Economie | En Béarn, le ministre du redressement productif, Arnaud Montebourg, se réjouit de la "renaissance" du bassin de Lacq
30/06/2012 | Vendredi 29 juin, Arnaud Montebourg, le ministre du redressement productif est venu poser la première pierre de l'usine Toray à Lacq.
C'est un investissement étranger suffisamment rare en ces temps de crise en France pour être souligné. Le japonais Toray va installer à Lacq, près de Pau, une usine pour fabriquer de la fibre de carbone. Ce sera la plus importante en Europe du leader mondial du secteur. Montant de la mise : 130 millions d'euros. L'unité s'inscrit aussi dans un projet global, baptisé Lacq 2030, qui vise à préserver la vitalité économique d'un territoire sur lequel Total a exploité pendant 50 ans un immense gisement de gaz.
"Lacq est le parfait exemple en France d'une coopération réussi d'intelligences. Alors que l'épuisement d'un tel gisement (de gaz) aurait été vécu ailleurs comme un sinistre, nous assistons ici à une véritable renaissance", s'est réjoui le ministre, Arnaud Montebourg. Cette nouvelle usine sera livrée à Lacq début 2014 et emploiera dans un premier temps 50 personnes. Déjà présent sur le bassin via son usine de production de fibres de carbones à Abidos, Toray va enrichir sa filière avec une unité où sera fabriquée la matière première de la fibre de carbone qu'il fait, jusqu'à présent, venir du Japon. Un investissement, alors que le gisement de gaz de Lacq est en fin de vie. Mais, pour autant, les fortes compétences acquises ici dans la chimie vont rester.

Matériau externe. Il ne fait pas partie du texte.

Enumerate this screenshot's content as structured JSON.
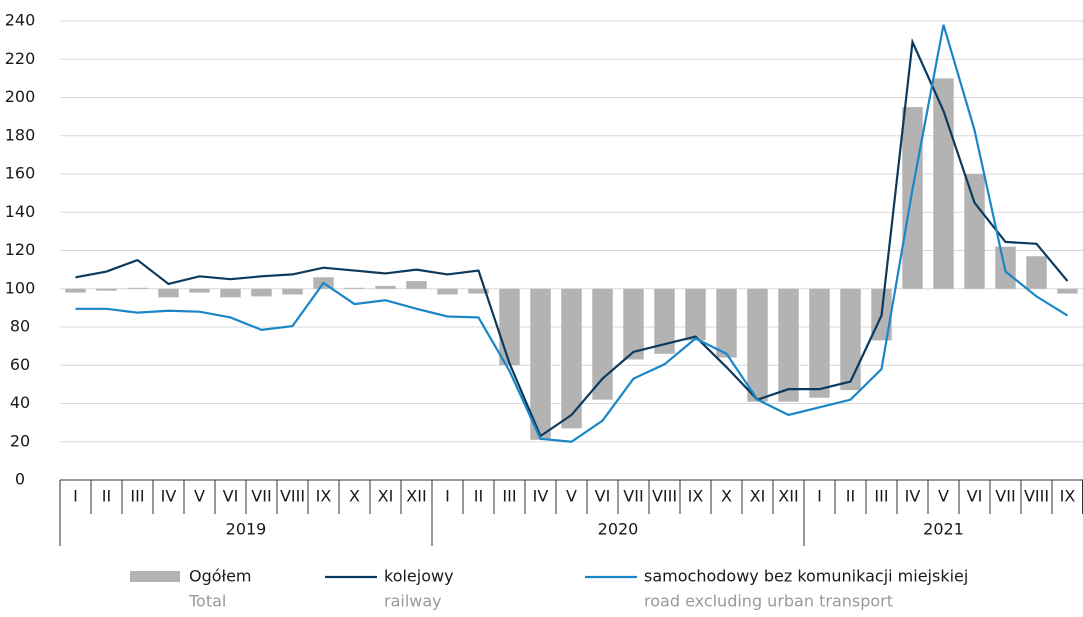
{
  "chart_data": {
    "type": "bar_line",
    "categories": [
      "I",
      "II",
      "III",
      "IV",
      "V",
      "VI",
      "VII",
      "VIII",
      "IX",
      "X",
      "XI",
      "XII",
      "I",
      "II",
      "III",
      "IV",
      "V",
      "VI",
      "VII",
      "VIII",
      "IX",
      "X",
      "XI",
      "XII",
      "I",
      "II",
      "III",
      "IV",
      "V",
      "VI",
      "VII",
      "VIII",
      "IX"
    ],
    "groups": [
      "2019",
      "2020",
      "2021"
    ],
    "ylim": [
      0,
      240
    ],
    "yticks": [
      0,
      20,
      40,
      60,
      80,
      100,
      120,
      140,
      160,
      180,
      200,
      220,
      240
    ],
    "grid": true,
    "bar_baseline": 100,
    "series": [
      {
        "name": "Ogółem",
        "subname": "Total",
        "kind": "bar",
        "color": "#b3b3b3",
        "values": [
          98,
          99,
          100.5,
          95.5,
          98,
          95.5,
          96,
          97,
          106,
          100.5,
          101.5,
          104,
          97,
          97.5,
          60,
          21,
          27,
          42,
          63,
          66,
          73,
          64,
          41,
          41,
          43,
          47,
          73,
          195,
          210,
          160,
          122,
          117,
          97.5
        ]
      },
      {
        "name": "kolejowy",
        "subname": "railway",
        "kind": "line",
        "color": "#0b3a5e",
        "values": [
          106,
          109,
          115,
          102.5,
          106.5,
          105,
          106.5,
          107.5,
          111,
          109.5,
          108,
          110,
          107.5,
          109.5,
          61,
          23,
          34,
          53,
          67,
          71,
          75,
          59,
          42,
          47.5,
          47.5,
          51.5,
          86,
          229,
          193,
          145,
          124.5,
          123.5,
          104
        ]
      },
      {
        "name": "samochodowy bez komunikacji miejskiej",
        "subname": "road excluding urban transport",
        "kind": "line",
        "color": "#1a86c8",
        "values": [
          89.5,
          89.5,
          87.5,
          88.5,
          88,
          85,
          78.5,
          80.5,
          103,
          92,
          94,
          89.5,
          85.5,
          85,
          57,
          21.5,
          20,
          31,
          53,
          60.5,
          74,
          66,
          42,
          34,
          38,
          42,
          58,
          152,
          238,
          183,
          109,
          96,
          86
        ]
      }
    ]
  }
}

Lacq cluster chimie 2030, un exemple de reconversion industrielle
En effet, Total a décidé de passer à un débit réduit et de réserver, pendant les trente prochaines années, ce résidu de gaz aux industriels voisins pour lesquels il s'agit d'une matière première essentielle. Un accord jetant la base de ce projet "Lacq Cluster Chimie 2030" a été signé lundi 25 juin sur place entre Total, Arkma et Sobegi, l'opérateur de la plate-forme industrielle. Un chantier de 154 millions d'euros. Total va investir 8 millions d'euros pour reconfigurer les puits qui vont travailler à débit réduit. A débit équivalent, le résidu de gaz serait produit en trois ou quatre ans. De même, Arkema va dépenser 36 millions d'euros pour adapter son outil de fabrication de produits soufrés. Le gros de l'investissement (110 millions) va être utilisé pour construire de nouvelles unités de traitement du gaz, de séparation du soufre et une chaudière qui produira de la vapeur. Il sera financé par l'opérateur Sobegi, détenu à 60 % par Total et 40 % par Cofely (GDF Suez) qui assure depuis 2010 la gestion des services communs (production de vapeur et de gaz industriels) nécessaires à la plate-forme industrielle de Lacq. Une manière de montrer que ce n'est plus le terrain de jeu réservé de Total. Avec cet investissement de Toray, c'est la preuve, qu'un grand industriel peut partir et qu'un autre peut arriver. Y compris en période de crise.